The founder of the Familists is Heinrich Niclaes (* around 1501 in Münster ), a student of David Joris . Niclaes worked in the most important cities in the Netherlands , then for 20 years in Emden ( East Frisia ) and temporarily also in England (where the familists' main focus was in East Anglia ) when Queen Elizabeth I had his writings burned in 1580.

The familists saw the essence of religion in love ; they were indifferent to ceremonies or beliefs. Pro forma they mostly belonged to the respective (Catholic or Anglican) state church. The familists disappeared around the middle of the 17th century.

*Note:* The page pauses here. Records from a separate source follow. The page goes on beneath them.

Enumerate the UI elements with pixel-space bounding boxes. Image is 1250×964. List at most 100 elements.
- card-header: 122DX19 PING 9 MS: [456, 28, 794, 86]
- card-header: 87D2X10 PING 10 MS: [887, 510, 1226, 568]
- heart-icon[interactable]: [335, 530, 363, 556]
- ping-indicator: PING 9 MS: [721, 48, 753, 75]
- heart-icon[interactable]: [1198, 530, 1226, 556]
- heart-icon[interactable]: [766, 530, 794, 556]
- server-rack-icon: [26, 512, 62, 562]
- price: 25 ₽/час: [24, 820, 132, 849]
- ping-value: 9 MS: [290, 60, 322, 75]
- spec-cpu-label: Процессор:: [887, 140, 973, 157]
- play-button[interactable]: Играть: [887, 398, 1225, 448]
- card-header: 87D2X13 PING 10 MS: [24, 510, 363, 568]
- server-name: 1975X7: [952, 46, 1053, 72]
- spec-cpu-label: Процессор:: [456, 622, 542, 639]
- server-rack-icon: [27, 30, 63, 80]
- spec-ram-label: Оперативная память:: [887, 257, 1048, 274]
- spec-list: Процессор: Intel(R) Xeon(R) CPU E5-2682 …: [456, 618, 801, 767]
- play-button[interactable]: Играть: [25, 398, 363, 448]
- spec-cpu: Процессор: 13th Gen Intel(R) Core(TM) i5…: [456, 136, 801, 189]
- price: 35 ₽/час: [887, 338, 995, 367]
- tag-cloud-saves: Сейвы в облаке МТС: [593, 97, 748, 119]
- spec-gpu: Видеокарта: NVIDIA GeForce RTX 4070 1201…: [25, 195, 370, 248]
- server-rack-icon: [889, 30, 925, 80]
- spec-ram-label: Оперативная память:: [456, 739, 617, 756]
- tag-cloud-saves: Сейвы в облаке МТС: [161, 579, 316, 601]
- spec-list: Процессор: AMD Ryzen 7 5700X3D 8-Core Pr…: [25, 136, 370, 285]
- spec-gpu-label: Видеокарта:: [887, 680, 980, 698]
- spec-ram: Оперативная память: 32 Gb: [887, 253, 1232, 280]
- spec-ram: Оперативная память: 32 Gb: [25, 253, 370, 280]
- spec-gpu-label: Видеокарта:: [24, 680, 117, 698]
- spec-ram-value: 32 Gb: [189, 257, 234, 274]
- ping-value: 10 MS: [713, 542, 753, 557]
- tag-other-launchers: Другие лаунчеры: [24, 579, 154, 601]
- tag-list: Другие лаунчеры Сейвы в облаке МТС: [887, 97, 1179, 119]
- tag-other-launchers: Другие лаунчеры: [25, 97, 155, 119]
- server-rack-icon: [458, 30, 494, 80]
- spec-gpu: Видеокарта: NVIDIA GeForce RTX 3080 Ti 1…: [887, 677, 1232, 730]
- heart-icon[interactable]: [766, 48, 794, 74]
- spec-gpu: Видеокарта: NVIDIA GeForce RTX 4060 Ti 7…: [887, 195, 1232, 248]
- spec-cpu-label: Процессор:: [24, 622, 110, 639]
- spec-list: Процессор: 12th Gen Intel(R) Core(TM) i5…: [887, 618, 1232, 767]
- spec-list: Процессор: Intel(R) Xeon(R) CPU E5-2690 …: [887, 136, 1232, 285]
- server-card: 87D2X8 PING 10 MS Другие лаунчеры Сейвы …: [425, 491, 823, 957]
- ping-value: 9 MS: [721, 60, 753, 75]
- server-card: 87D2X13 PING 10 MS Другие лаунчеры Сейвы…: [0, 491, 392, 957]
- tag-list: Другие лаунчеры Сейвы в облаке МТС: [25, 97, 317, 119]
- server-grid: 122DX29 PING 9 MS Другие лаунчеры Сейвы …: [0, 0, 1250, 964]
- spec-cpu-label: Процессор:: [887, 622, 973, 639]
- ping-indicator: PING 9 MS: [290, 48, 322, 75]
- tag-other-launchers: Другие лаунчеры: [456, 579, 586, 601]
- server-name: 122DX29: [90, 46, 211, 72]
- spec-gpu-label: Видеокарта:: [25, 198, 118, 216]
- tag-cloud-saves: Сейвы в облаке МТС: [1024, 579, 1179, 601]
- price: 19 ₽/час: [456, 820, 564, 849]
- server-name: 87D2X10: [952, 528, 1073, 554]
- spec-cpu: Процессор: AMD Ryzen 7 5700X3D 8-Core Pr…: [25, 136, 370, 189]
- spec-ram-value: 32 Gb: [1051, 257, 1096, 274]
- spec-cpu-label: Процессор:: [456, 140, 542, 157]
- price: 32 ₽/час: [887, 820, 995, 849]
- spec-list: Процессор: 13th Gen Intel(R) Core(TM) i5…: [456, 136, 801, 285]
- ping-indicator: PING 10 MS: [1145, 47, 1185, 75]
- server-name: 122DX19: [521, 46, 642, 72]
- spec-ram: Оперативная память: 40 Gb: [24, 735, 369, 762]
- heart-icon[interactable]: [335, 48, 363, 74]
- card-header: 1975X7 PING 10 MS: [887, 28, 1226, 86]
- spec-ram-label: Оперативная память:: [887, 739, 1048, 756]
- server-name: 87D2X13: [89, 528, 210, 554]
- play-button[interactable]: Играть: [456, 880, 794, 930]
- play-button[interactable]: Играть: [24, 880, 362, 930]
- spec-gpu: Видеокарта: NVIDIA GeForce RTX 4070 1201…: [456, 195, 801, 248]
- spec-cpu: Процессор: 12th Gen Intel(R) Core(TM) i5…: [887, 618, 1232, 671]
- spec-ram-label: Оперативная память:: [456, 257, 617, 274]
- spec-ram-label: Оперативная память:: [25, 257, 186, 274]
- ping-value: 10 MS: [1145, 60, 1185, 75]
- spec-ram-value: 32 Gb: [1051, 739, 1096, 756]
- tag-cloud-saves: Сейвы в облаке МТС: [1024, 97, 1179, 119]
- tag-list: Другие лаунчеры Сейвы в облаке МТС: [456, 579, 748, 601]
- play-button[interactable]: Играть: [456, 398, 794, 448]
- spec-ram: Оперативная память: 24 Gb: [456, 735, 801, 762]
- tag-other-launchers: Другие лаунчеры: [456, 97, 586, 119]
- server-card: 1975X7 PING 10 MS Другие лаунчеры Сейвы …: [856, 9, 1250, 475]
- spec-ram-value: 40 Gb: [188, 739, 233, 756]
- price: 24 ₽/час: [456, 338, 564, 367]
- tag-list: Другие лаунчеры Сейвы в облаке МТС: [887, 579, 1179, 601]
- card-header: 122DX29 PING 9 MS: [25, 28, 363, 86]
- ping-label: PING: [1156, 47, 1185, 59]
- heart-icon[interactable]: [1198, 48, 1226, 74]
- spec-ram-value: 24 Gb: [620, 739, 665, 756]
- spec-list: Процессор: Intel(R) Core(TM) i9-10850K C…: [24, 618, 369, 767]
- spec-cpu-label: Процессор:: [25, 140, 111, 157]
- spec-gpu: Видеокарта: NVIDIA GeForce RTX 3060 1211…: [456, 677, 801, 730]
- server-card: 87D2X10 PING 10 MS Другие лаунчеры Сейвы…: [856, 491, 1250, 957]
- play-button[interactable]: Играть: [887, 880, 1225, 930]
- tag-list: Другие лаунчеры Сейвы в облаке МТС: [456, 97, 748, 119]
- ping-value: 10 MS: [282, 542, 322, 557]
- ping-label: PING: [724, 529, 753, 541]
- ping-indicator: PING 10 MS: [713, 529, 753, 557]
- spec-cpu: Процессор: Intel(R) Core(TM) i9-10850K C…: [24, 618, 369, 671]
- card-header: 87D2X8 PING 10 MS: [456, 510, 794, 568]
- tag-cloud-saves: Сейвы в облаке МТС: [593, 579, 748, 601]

Whether the English familists were absorbed in the Quakers or influenced their theology is disputed in research.

literature

  • Alastair Hamilton: The Family of Love . Clarke, Cambridge 1981, ISBN 0-227-67845-1 .
  • William Nigel Kerr: Henry Nicholas and the Familists . Dissertation, University of Edinburgh 1955.
  • Christopher Marsh: An Introduction to the Family of Love in England . In: Elizabeth S. Leedham-Green: Religious Dissent in East Anglia . Antiquarian Society, Cambridge 1991, ISBN 0-9513596-1-4 , pp. 29-36.
  • Nicholas Adrian Penrhys-Evans: The Family of Love in England, 1550-1650 . College Press, Canterbury 1971.